Funktion von Kunststoffleitern im Lagerumfeld
Kunststoffleitern ermöglichen das Erreichen von erhöhten Arbeits- und Kontrollbereichen in Lagern, Versandzonen und technischen Nebenräumen. Typische Bauteile sind Holme, Stufen oder Sprossen, rutschhemmende Fussenden sowie je nach Ausführung Gelenke oder Plattformen. Gegenüber metallischen Ausführungen werden Kunststoffleitern vor allem dort gewählt, wo Feuchtigkeit, Reinigungsprozesse oder elektrische Anlagen bei der Materialwahl zu berücksichtigen sind.
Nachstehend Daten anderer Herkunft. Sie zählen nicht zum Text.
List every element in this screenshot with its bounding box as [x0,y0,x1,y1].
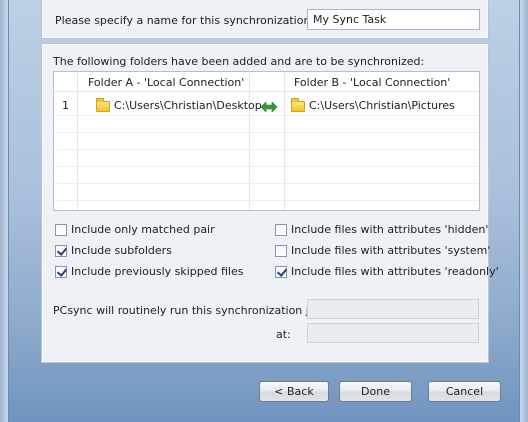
sync-direction-column [250,72,285,210]
checkbox-box[interactable] [55,244,67,257]
checkbox-label: Include files with attributes 'hidden' [291,223,489,236]
folder-icon [96,98,110,112]
folder-b-path: C:\Users\Christian\Pictures [309,99,455,112]
back-button[interactable]: < Back [259,381,329,402]
folder-a-column [78,72,250,210]
include-matched-pair-checkbox[interactable]: Include only matched pair [55,223,215,236]
row-divider [54,166,479,167]
checkbox-label: Include only matched pair [71,223,215,236]
schedule-time-field [307,323,479,343]
checkbox-label: Include subfolders [71,244,172,257]
schedule-at-label: at: [276,328,291,341]
done-button[interactable]: Done [339,381,412,402]
folders-panel: The following folders have been added an… [42,44,499,362]
include-hidden-files-checkbox[interactable]: Include files with attributes 'hidden' [275,223,488,236]
schedule-frequency-field [307,299,479,319]
checkbox-box[interactable] [55,223,67,236]
include-skipped-files-checkbox[interactable]: Include previously skipped files [55,265,243,278]
window-frame-right [519,0,528,422]
checkbox-label: Include previously skipped files [71,265,244,278]
row-divider [54,200,479,201]
row-divider [54,115,479,116]
include-readonly-files-checkbox[interactable]: Include files with attributes 'readonly' [275,265,499,278]
checkbox-box[interactable] [55,265,67,278]
job-name-panel: Please specify a name for this synchroni… [42,0,488,38]
index-column [54,72,78,210]
folder-a-header[interactable]: Folder A - 'Local Connection' [88,76,244,89]
checkbox-box[interactable] [275,223,287,236]
folders-intro-label: The following folders have been added an… [53,55,425,68]
folder-a-path: C:\Users\Christian\Desktop [114,99,262,112]
window-frame-left [0,0,9,422]
row-divider [54,183,479,184]
include-system-files-checkbox[interactable]: Include files with attributes 'system' [275,244,490,257]
job-name-label: Please specify a name for this synchroni… [55,14,335,27]
checkbox-box[interactable] [275,265,287,278]
table-header: Folder A - 'Local Connection' Folder B -… [54,72,479,92]
sync-both-ways-icon[interactable] [261,102,277,112]
checkbox-box[interactable] [275,244,287,257]
row-index: 1 [62,99,69,112]
checkbox-label: Include files with attributes 'system' [291,244,491,257]
schedule-run-label: PCsync will routinely run this synchroni… [53,304,327,317]
job-name-input[interactable] [307,9,480,30]
folder-pairs-table[interactable]: Folder A - 'Local Connection' Folder B -… [53,71,480,211]
row-divider [54,149,479,150]
include-subfolders-checkbox[interactable]: Include subfolders [55,244,172,257]
folder-icon [291,98,305,112]
folder-b-header[interactable]: Folder B - 'Local Connection' [294,76,450,89]
checkbox-label: Include files with attributes 'readonly' [291,265,499,278]
cancel-button[interactable]: Cancel [428,381,501,402]
row-divider [54,132,479,133]
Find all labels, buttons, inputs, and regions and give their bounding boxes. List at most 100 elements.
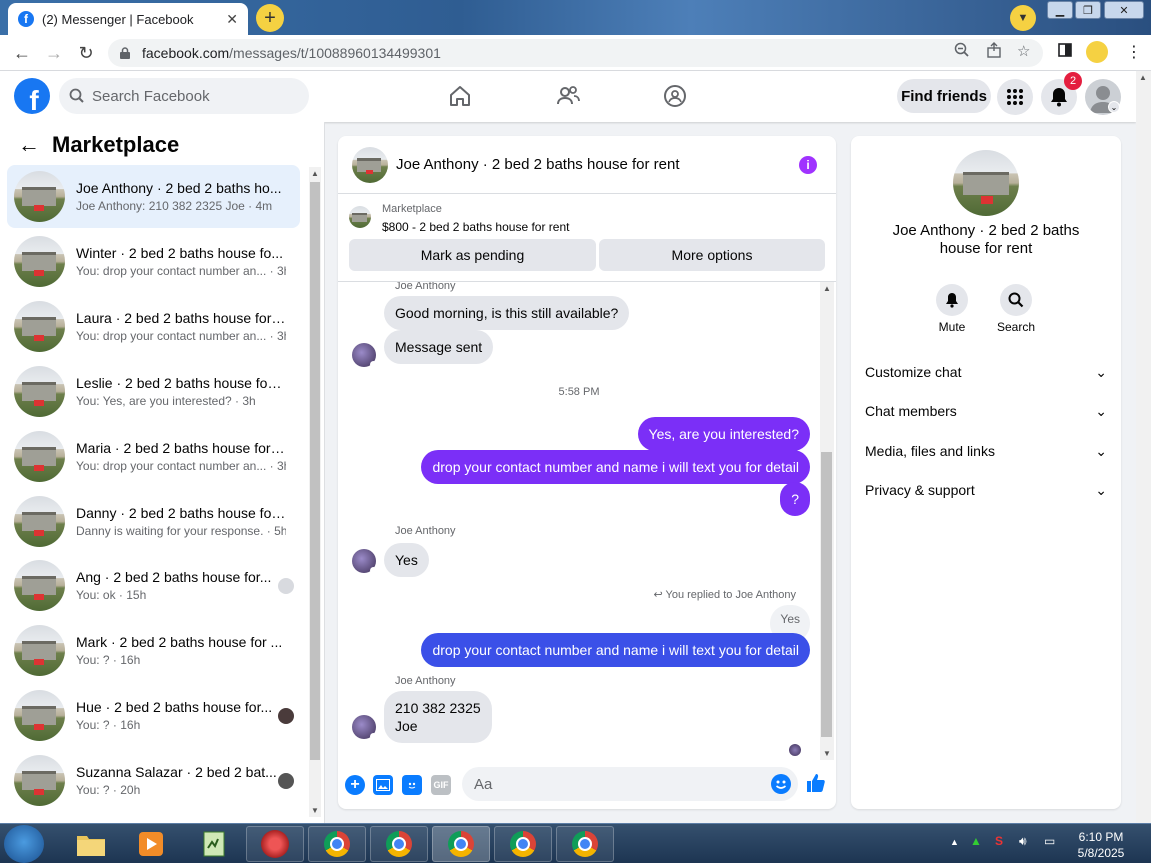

Typische Einsatzorte in Lager, Betrieb und Infrastruktur
Eingesetzt werden Kunststoffleitern unter anderem beim Zugriff auf obere Regalebenen, bei Inventurarbeiten, für Sichtkontrollen an Installationen oder bei Unterhaltsarbeiten an Beleuchtung und Haustechnik. Auch in Bereichen mit regelmässiger Nassreinigung oder in Umgebungen mit korrosionsfördernden Einflüssen kommen sie in Frage. Im Unterschied zu stationären Zugangslösungen bleiben sie flexibel versetzbar und eignen sich für wechselnde Einsatzorte innerhalb eines Betriebs.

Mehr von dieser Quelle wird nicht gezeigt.